Federal Regulatory Receivership of Oil & Gas Company

Interim CEO, Forensic Accounting, Sellside M&A, Asset Disposition, Litigation Support

Oil & Gas Federal Regulatory Receivership

The Bottom Line:

The Securities & Exchange Commission (SEC) filed a complaint against an entity that allegedly had fraudulently offered securities in an entity owning an oil and gas drilling and production company, and subsequently issued deeds of trust in the oil interests to dissolve the operation.  Stapleton Group, as receiver, completed a successful turnaround, transforming the insolvent business to cash flow positive through capital improvements, operational improvements and creditor negotiations.  Stapleton then prepared the business for sale as a going concern, salvaging a return of capital to the defrauded investors.

The Business Issues:

The oil and gas company had been severely mismanaged and neglected, owed money to numerous vendors who were threatening to lien revenues, and suffered from substantial deferred maintenance and substandard capital improvements.  It carried numerous liabilities and threats by unpaid vendors to lien the company’s oil production revenues, eliminating its equity value.

Genesis of Stapleton’s Engagement:

The SEC nominated and the U.S. District Court appointed Stapleton as Federal Regulatory Receiver to take possession of the business, discover the sources of its operational issues, devise a strategy to monetize the receivership estate’s assets and achieve the best possible recovery for the creditors.

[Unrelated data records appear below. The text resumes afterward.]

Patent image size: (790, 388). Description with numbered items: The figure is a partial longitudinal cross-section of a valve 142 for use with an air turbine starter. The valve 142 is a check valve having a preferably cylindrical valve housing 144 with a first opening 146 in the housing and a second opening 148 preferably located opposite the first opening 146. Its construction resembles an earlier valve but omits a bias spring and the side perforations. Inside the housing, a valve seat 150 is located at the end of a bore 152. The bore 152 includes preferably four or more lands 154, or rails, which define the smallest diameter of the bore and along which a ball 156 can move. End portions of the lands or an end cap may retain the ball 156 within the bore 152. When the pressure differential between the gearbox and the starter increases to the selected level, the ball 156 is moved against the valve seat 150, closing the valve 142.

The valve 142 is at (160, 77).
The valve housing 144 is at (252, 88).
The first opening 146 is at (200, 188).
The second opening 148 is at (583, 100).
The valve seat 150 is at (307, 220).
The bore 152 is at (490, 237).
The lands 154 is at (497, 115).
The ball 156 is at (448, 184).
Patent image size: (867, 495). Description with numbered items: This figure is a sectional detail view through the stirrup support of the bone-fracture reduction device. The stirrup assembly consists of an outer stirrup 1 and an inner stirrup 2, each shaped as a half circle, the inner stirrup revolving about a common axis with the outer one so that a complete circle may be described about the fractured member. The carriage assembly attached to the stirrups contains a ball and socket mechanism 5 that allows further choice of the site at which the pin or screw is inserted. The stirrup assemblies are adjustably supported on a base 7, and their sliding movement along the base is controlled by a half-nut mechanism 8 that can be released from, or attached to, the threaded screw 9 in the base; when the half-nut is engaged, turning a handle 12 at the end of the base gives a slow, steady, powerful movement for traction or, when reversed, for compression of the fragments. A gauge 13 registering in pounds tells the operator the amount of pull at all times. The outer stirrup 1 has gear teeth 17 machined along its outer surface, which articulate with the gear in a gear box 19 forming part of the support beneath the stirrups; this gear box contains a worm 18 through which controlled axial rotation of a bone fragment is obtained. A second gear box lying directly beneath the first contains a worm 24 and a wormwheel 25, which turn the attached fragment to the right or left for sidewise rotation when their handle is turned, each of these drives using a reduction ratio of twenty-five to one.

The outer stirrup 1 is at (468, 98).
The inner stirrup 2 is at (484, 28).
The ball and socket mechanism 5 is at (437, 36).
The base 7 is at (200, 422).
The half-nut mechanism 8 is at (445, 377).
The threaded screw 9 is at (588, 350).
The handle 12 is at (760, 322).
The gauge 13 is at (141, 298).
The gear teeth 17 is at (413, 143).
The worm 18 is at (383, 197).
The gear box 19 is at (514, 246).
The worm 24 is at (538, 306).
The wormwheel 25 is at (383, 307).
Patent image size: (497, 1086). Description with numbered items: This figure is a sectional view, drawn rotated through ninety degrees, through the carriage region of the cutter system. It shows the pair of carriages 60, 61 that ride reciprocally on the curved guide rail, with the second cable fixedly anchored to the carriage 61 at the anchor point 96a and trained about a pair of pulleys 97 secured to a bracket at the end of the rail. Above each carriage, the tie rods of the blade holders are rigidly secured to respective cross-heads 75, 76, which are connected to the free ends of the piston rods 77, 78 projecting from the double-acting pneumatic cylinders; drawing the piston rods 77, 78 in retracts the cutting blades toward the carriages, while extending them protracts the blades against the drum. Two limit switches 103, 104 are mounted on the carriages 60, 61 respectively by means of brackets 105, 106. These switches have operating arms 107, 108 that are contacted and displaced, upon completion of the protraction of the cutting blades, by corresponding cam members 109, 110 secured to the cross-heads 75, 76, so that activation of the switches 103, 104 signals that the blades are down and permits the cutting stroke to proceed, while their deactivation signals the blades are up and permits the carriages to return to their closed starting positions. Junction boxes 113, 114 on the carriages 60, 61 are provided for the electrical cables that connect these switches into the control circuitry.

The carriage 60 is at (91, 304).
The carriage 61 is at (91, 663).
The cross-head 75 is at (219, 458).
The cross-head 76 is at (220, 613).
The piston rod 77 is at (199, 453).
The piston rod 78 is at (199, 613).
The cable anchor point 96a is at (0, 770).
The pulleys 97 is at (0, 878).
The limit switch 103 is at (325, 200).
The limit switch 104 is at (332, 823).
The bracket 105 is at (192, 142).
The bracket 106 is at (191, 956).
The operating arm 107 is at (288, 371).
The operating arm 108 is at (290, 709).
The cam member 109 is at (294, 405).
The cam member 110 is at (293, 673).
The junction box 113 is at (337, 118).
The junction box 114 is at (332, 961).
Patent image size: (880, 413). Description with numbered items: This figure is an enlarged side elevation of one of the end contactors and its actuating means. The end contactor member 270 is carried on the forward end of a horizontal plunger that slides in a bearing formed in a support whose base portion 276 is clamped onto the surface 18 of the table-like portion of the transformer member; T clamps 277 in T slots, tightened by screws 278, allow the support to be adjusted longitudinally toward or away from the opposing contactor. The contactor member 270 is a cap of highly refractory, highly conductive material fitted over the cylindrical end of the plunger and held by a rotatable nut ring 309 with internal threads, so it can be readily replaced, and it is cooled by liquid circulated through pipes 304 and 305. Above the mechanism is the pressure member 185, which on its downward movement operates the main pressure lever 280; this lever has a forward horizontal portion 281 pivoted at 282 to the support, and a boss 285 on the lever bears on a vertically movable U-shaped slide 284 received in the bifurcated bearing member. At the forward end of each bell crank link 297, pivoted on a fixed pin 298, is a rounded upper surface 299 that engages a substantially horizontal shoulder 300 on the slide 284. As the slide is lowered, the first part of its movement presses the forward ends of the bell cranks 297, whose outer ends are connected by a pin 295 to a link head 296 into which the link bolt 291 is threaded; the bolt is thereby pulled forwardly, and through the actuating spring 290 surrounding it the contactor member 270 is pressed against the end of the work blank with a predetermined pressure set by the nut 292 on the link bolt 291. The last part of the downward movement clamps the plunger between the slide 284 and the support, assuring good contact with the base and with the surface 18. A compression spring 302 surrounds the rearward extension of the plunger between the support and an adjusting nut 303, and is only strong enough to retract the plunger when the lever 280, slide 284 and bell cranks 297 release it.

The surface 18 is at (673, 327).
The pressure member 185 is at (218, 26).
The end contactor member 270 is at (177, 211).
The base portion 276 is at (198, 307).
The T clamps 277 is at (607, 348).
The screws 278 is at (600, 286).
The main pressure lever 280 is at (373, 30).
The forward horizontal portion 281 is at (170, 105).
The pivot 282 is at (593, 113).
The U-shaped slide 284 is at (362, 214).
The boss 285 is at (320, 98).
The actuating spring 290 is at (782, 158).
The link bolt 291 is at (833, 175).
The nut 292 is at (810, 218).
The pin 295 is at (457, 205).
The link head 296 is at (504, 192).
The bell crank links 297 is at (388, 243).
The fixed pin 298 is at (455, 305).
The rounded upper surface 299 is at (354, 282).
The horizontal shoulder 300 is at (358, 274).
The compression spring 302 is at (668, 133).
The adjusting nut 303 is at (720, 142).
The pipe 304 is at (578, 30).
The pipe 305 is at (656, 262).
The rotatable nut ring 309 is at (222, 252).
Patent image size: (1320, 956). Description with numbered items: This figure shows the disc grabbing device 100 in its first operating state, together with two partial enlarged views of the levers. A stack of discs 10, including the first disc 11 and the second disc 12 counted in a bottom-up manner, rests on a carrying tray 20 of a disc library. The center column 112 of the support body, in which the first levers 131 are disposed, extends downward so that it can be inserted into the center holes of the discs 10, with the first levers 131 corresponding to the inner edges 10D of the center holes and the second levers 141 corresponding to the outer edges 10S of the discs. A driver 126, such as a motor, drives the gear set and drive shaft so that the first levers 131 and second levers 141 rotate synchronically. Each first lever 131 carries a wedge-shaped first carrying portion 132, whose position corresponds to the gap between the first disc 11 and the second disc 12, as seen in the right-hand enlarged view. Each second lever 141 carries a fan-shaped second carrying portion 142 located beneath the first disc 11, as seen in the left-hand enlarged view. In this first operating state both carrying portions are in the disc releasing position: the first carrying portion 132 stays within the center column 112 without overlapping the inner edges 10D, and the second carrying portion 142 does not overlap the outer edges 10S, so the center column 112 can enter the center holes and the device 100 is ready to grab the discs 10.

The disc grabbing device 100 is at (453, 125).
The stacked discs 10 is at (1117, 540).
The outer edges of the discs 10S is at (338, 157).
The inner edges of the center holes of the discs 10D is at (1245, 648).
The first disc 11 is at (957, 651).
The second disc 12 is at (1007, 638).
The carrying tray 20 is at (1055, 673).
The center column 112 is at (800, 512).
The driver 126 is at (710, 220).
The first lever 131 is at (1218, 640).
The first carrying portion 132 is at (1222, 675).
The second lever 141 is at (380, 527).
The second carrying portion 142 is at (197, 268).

Obstacles and Stapleton’s Solutions:

  • The company had no cash on hand.
    • Stapleton quickly identified and implemented methods to increase production and reduce expenses, resulting in positive net income and stabilizing cash flow.
    • Stapleton reduced staffing, saving approximately $13,000 per month.
    • Stapleton obtained court approval to sell an old, unused oil rig, generating a recovery for the estate and much-needed capital for operations and capital improvements.
  • The company had significant outstanding payables and vendors were threatening to file liens against the company’s proceeds.
    • Stapleton proactively educated the vendors on the risks of liens, which would ultimately bankrupt the operations.
    • Stapleton negotiated payment plans with the vendors, mitigating the risk of liens and increasing working capital to improve operations.
  • The company had substantial deferred maintenance and lapsing compliance.
    • Stapleton retained a local expert to prioritize capital improvement projects, maximizing monthly production and bringing additional wells online
    • Stapleton approached deferred maintenance tactically, using available cash to repair the highest producing wells.
    • Stapleton immediately took action to bring well permitting, licensing and reporting into compliance.
    • Stapleton brought current royalty payments for land and mineral leaseholds, thereby preserving the leases for a prospective buyer.
  • An investor initiated litigation seeking recovery of his equity interest from the company’s sale proceeds ahead of other investors.
    • Stapleton used cost-effective strategies to investigate the origination of the investor’s contribution, determining he may not have been a true equity-holder and, therefore, did not have a preference.
  • Selling the company’s real property, equipment and personal property was complicated by fractionalized investor deeds in the oil land and mineral rights.
    • Stapleton engaged a land title expert to evaluate the ownership and lease rights of the oil land.
    • Stapleton obtained court-approval to pursue a recovery plan to restore title to the receivership entities and sell the company.
    • Stapleton analyzed historical well and geological data to understand future perforation and drilling opportunities for an acquirer.
    • Stapleton worked with a local oil expert and a large oil & gas brokerage to develop a marketing and offering package for the sale of the company.